Phil - Well, the evolutionary advantage seems to have been if you extend from a cylindrical body, if you extend paired structures out, they appear to just generate lift. They allow you to effectively swim without putting any energy into the system whatsoever. It's just a product of the geometry of your body. The fins that these organisms possess weren't muscular. They couldn't move in any way, like the fins of all living, vertebrates and limbs,of all living vertebrates. That's a phenomenon that evolved seemingly much later in vertebrate evolution. But nevertheless, it's this precondition, this is adaptive benefit of being able to locomote without expending any energy seems to be the reason for why paired appendages first evolved.

Will - And how does this discovery change our preconceived timeline of appendage development?
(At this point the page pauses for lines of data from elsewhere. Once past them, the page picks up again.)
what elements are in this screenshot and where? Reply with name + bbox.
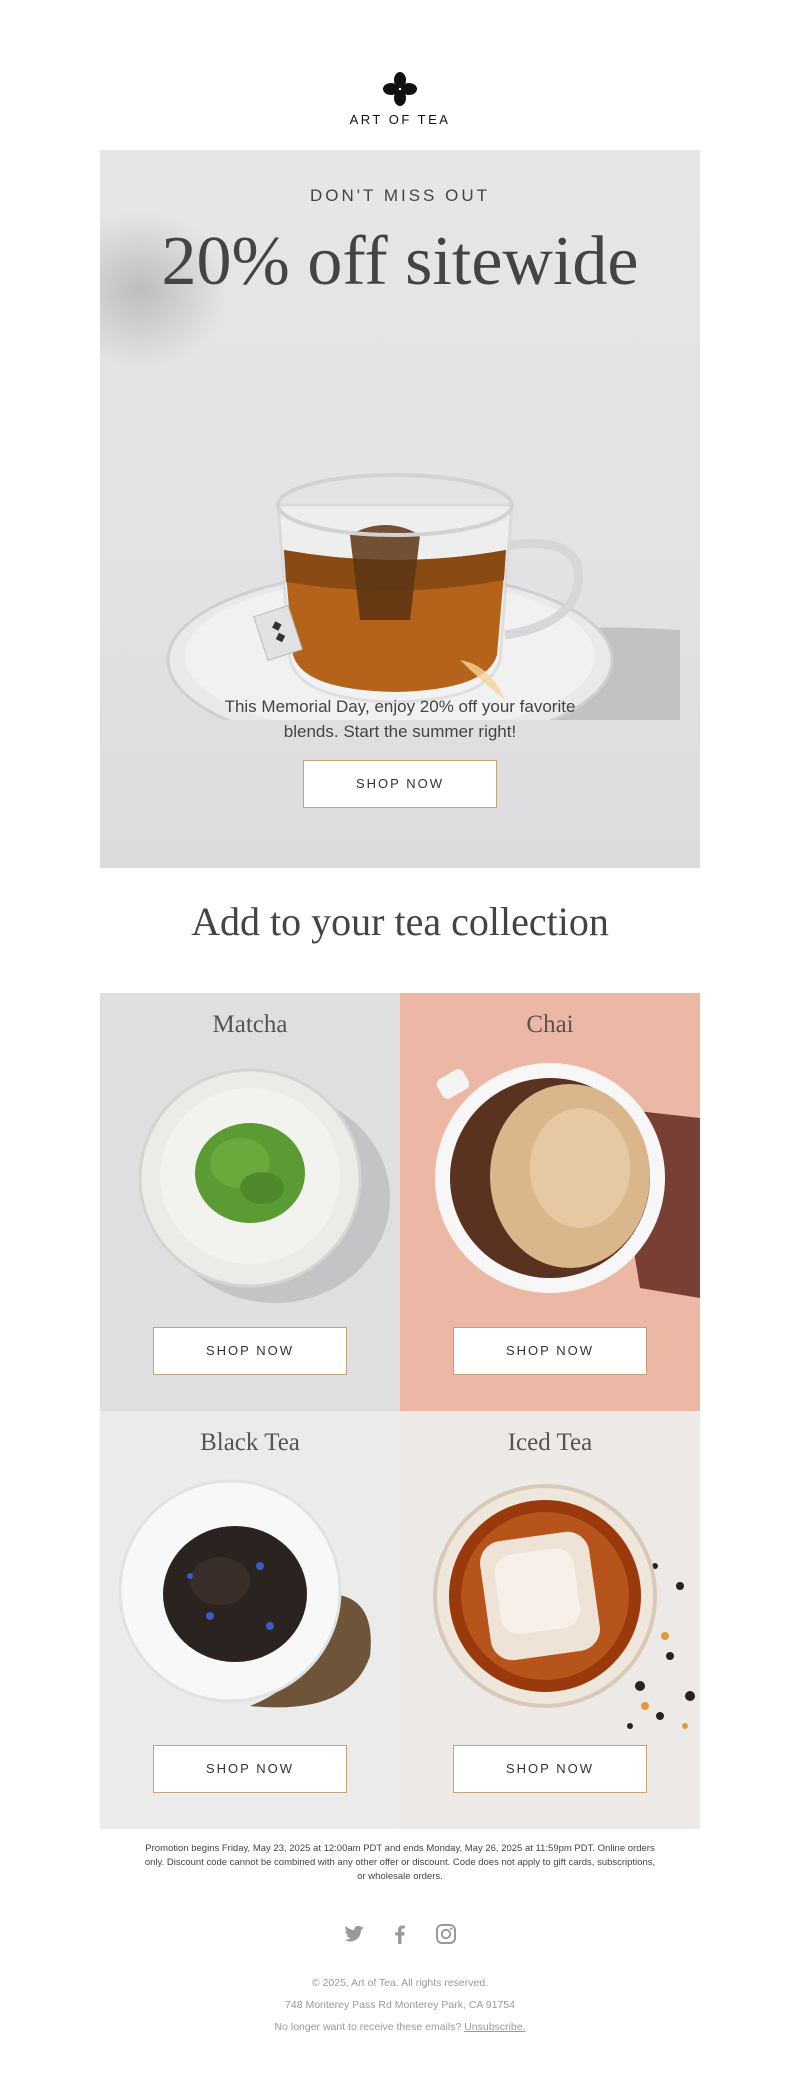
iced-tea-shop-now-button[interactable]: SHOP NOW — [453, 1745, 647, 1793]
chai-shop-now-button[interactable]: SHOP NOW — [453, 1327, 647, 1375]
collection-heading: Add to your tea collection — [191, 899, 609, 944]
facebook-icon[interactable] — [388, 1922, 412, 1946]
footer-copyright: © 2025, Art of Tea. All rights reserved. — [311, 1977, 489, 1989]
clover-logo-icon[interactable] — [383, 72, 417, 106]
product-tile-chai[interactable]: Chai SHOP NOW — [400, 993, 700, 1411]
product-tile-matcha[interactable]: Matcha SHOP NOW — [100, 993, 400, 1411]
footer-unsubscribe-line: No longer want to receive these emails? … — [0, 2021, 800, 2033]
iced-tea-glass-image — [433, 1484, 695, 1729]
black-tea-shop-now-button[interactable]: SHOP NOW — [153, 1745, 347, 1793]
hero-body-text: This Memorial Day, enjoy 20% off your fa… — [224, 697, 576, 741]
hero-shop-now-button[interactable]: SHOP NOW — [303, 760, 497, 808]
unsubscribe-prompt: No longer want to receive these emails? — [274, 2021, 462, 2033]
footer-address: 748 Monterey Pass Rd Monterey Park, CA 9… — [285, 1999, 515, 2011]
hero-banner[interactable]: DON'T MISS OUT 20% off sitewide This Mem… — [100, 150, 700, 868]
product-name: Iced Tea — [507, 1429, 593, 1456]
product-name: Matcha — [212, 1011, 288, 1038]
product-name: Black Tea — [200, 1429, 300, 1456]
chai-cup-image — [435, 1063, 700, 1298]
tea-cup-image — [166, 473, 680, 720]
social-links — [0, 1922, 800, 1946]
hero-eyebrow: DON'T MISS OUT — [310, 186, 490, 205]
product-tile-black-tea[interactable]: Black Tea SHOP NOW — [100, 1411, 400, 1829]
promotion-disclaimer: Promotion begins Friday, May 23, 2025 at… — [144, 1843, 656, 1882]
matcha-bowl-image — [138, 1068, 390, 1303]
product-tile-iced-tea[interactable]: Iced Tea SHOP NOW — [400, 1411, 700, 1829]
unsubscribe-link[interactable]: Unsubscribe. — [464, 2021, 525, 2033]
black-tea-leaves-image — [118, 1479, 371, 1708]
instagram-icon[interactable] — [434, 1922, 458, 1946]
product-name: Chai — [526, 1011, 574, 1038]
hero-title: 20% off sitewide — [161, 223, 639, 300]
matcha-shop-now-button[interactable]: SHOP NOW — [153, 1327, 347, 1375]
brand-name[interactable]: ART OF TEA — [0, 112, 800, 127]
twitter-icon[interactable] — [342, 1922, 366, 1946]
email-page: ART OF TEA DON'T MISS OUT 20% off sitewi… — [0, 0, 800, 2073]
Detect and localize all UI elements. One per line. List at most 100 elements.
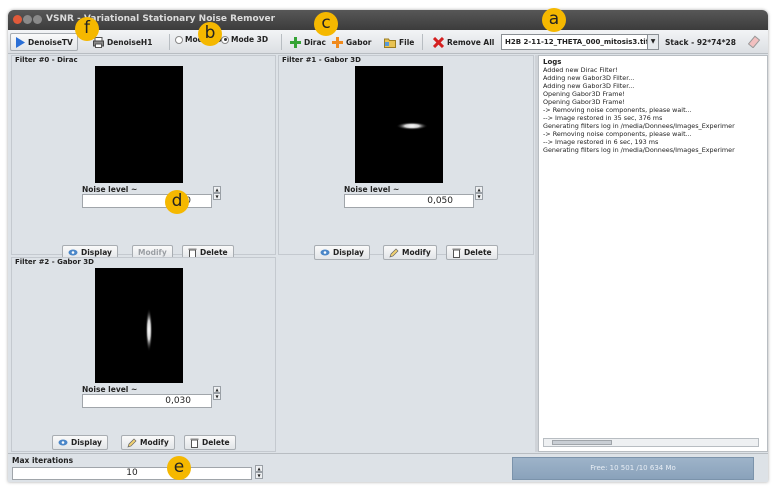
eraser-icon[interactable] [748,35,761,48]
app-window: VSNR - Variational Stationary Noise Remo… [8,10,768,482]
log-line: Opening Gabor3D Frame! [543,90,625,98]
delete-label: Delete [464,248,492,257]
denoise-tv-button[interactable]: DenoiseTV [10,33,78,51]
open-file-button[interactable]: File [379,33,419,51]
gabor-label: Gabor [346,37,372,47]
denoise-h1-button[interactable]: DenoiseH1 [88,33,157,51]
denoise-tv-label: DenoiseTV [28,37,73,47]
log-line: Added new Dirac Filter! [543,66,618,74]
filter-image [95,268,183,383]
eye-icon [320,249,330,256]
toolbar-separator [422,34,423,50]
filter-title: Filter #0 - Dirac [15,56,78,64]
modify-button[interactable]: Modify [121,435,175,450]
mode-3d-label: Mode 3D [231,35,269,44]
file-label: File [399,37,415,47]
annotation-badge-e: e [167,456,191,480]
log-line: Adding new Gabor3D Filter... [543,74,635,82]
display-label: Display [333,248,364,257]
red-cross-icon [433,36,444,48]
toolbar-separator [169,34,170,50]
noise-level-input[interactable]: 0,050 [344,194,474,208]
toolbar: DenoiseTV DenoiseH1 Mode 2D Mode 3D Dira… [8,30,768,54]
noise-level-label: Noise level ~ [82,185,138,194]
filter-title: Filter #1 - Gabor 3D [282,56,361,64]
image-select-value: H2B 2-11-12_THETA_000_mitosis3.tif [505,38,649,46]
chevron-down-icon[interactable]: ▼ [647,35,658,49]
mode-3d-radio[interactable]: Mode 3D [221,35,268,44]
filter-image [355,66,443,183]
eye-icon [68,249,78,256]
noise-spinner[interactable]: ▲ ▼ [213,386,221,400]
bottom-bar: Max iterations 10 ▲ ▼ Free: 10 501 /10 63… [8,453,768,482]
title-bar: VSNR - Variational Stationary Noise Remo… [8,10,768,30]
logs-title: Logs [543,58,562,66]
log-line: Generating filters log in /media/Donnees… [543,146,735,154]
remove-all-label: Remove All [447,37,495,47]
filter-title: Filter #2 - Gabor 3D [15,258,94,266]
noise-level-label: Noise level ~ [344,185,400,194]
play-icon [16,36,25,48]
stack-info: Stack - 92*74*28 [665,38,736,47]
display-button[interactable]: Display [314,245,370,260]
log-line: Adding new Gabor3D Filter... [543,82,635,90]
maximize-window-button[interactable] [33,15,42,24]
noise-level-input[interactable]: 0,150 [82,194,212,208]
noise-level-label: Noise level ~ [82,385,138,394]
display-label: Display [71,438,102,447]
delete-button[interactable]: Delete [184,435,236,450]
image-select[interactable]: H2B 2-11-12_THETA_000_mitosis3.tif ▼ [501,34,659,50]
annotation-badge-b: b [198,22,222,46]
radio-off-icon [175,35,183,44]
max-iterations-spinner[interactable]: ▲ ▼ [255,465,263,479]
trash-icon [190,438,199,448]
minimize-window-button[interactable] [23,15,32,24]
pencil-icon [389,248,399,258]
logs-horizontal-scrollbar[interactable] [543,438,759,447]
delete-label: Delete [200,248,228,257]
annotation-badge-c: c [314,12,338,36]
noise-level-input[interactable]: 0,030 [82,394,212,408]
filter-image [95,66,183,183]
modify-button[interactable]: Modify [383,245,437,260]
memory-indicator: Free: 10 501 /10 634 Mo [512,457,754,480]
max-iterations-label: Max iterations [12,456,74,465]
log-line: -> Removing noise components, please wai… [543,106,692,114]
modify-label: Modify [402,248,431,257]
radio-on-icon [221,35,229,44]
close-window-button[interactable] [13,15,22,24]
logs-panel: Logs Added new Dirac Filter! Adding new … [538,55,768,452]
toolbar-separator [281,34,282,50]
trash-icon [452,248,461,258]
plus-orange-icon [332,36,343,48]
plus-green-icon [290,36,301,48]
log-line: --> Image restored in 35 sec, 376 ms [543,114,663,122]
log-list: Added new Dirac Filter! Adding new Gabor… [543,66,753,154]
remove-all-button[interactable]: Remove All [428,33,499,51]
log-line: Generating filters log in /media/Donnees… [543,122,735,130]
modify-label: Modify [140,438,169,447]
log-line: Opening Gabor3D Frame! [543,98,625,106]
annotation-badge-a: a [542,8,566,32]
delete-label: Delete [202,438,230,447]
filter-panel-1: Filter #1 - Gabor 3D Noise level ~ 0,050… [278,55,534,260]
log-line: --> Image restored in 6 sec, 193 ms [543,138,659,146]
dirac-label: Dirac [304,37,327,47]
filter-panel-2: Filter #2 - Gabor 3D Noise level ~ 0,030… [11,257,276,452]
noise-spinner[interactable]: ▲ ▼ [475,186,483,200]
delete-button[interactable]: Delete [446,245,498,260]
filter-panel-0: Filter #0 - Dirac Noise level ~ 0,150 ▲▼… [11,55,276,260]
display-label: Display [81,248,112,257]
annotation-badge-d: d [165,190,189,214]
display-button[interactable]: Display [52,435,108,450]
max-iterations-input[interactable]: 10 [12,467,252,480]
eye-icon [58,439,68,446]
log-line: -> Removing noise components, please wai… [543,130,692,138]
scrollbar-thumb[interactable] [552,440,612,445]
denoise-h1-label: DenoiseH1 [107,37,153,47]
annotation-badge-f: f [75,17,99,41]
pencil-icon [127,438,137,448]
folder-icon [384,38,396,48]
add-gabor-button[interactable]: Gabor [327,33,376,51]
noise-spinner[interactable]: ▲ ▼ [213,186,221,200]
Phil - So previously, again, based on fossils, if you set aside our new evidence from galeaspids, it seems quite clear that a more advanced group called the osteostraci, they just have seemingly just paired equivalent of our arms. So a pair of anterior fins. And these were flexible and these were muscular. And so we don't really see the equivalent of pelvic appendages, the equivalents of our legs until the origin of jawed vertebrates. So all of the evidence coming from developmental biology trying to understand the developmental basis of how fins and limbs have evolved, has been interpreted within this framework from the fossil record, suggesting that pectoral fins evolved first and pelvics evolved later. But the evidence from galeaspids suggests that actually, no, that's not the case. These are just peculiar conditions of derived osteostraci, for instance. And the condition in galeaspids suggest that the primitive state in which is one in which you have continuous fins extending from a pectoral through the pelvic position all the way to the tip of the tail. And it's actually the separation of that continuous zone of competence for developing fins that the differentiated anterior and posterior paired fins ultimately evolved.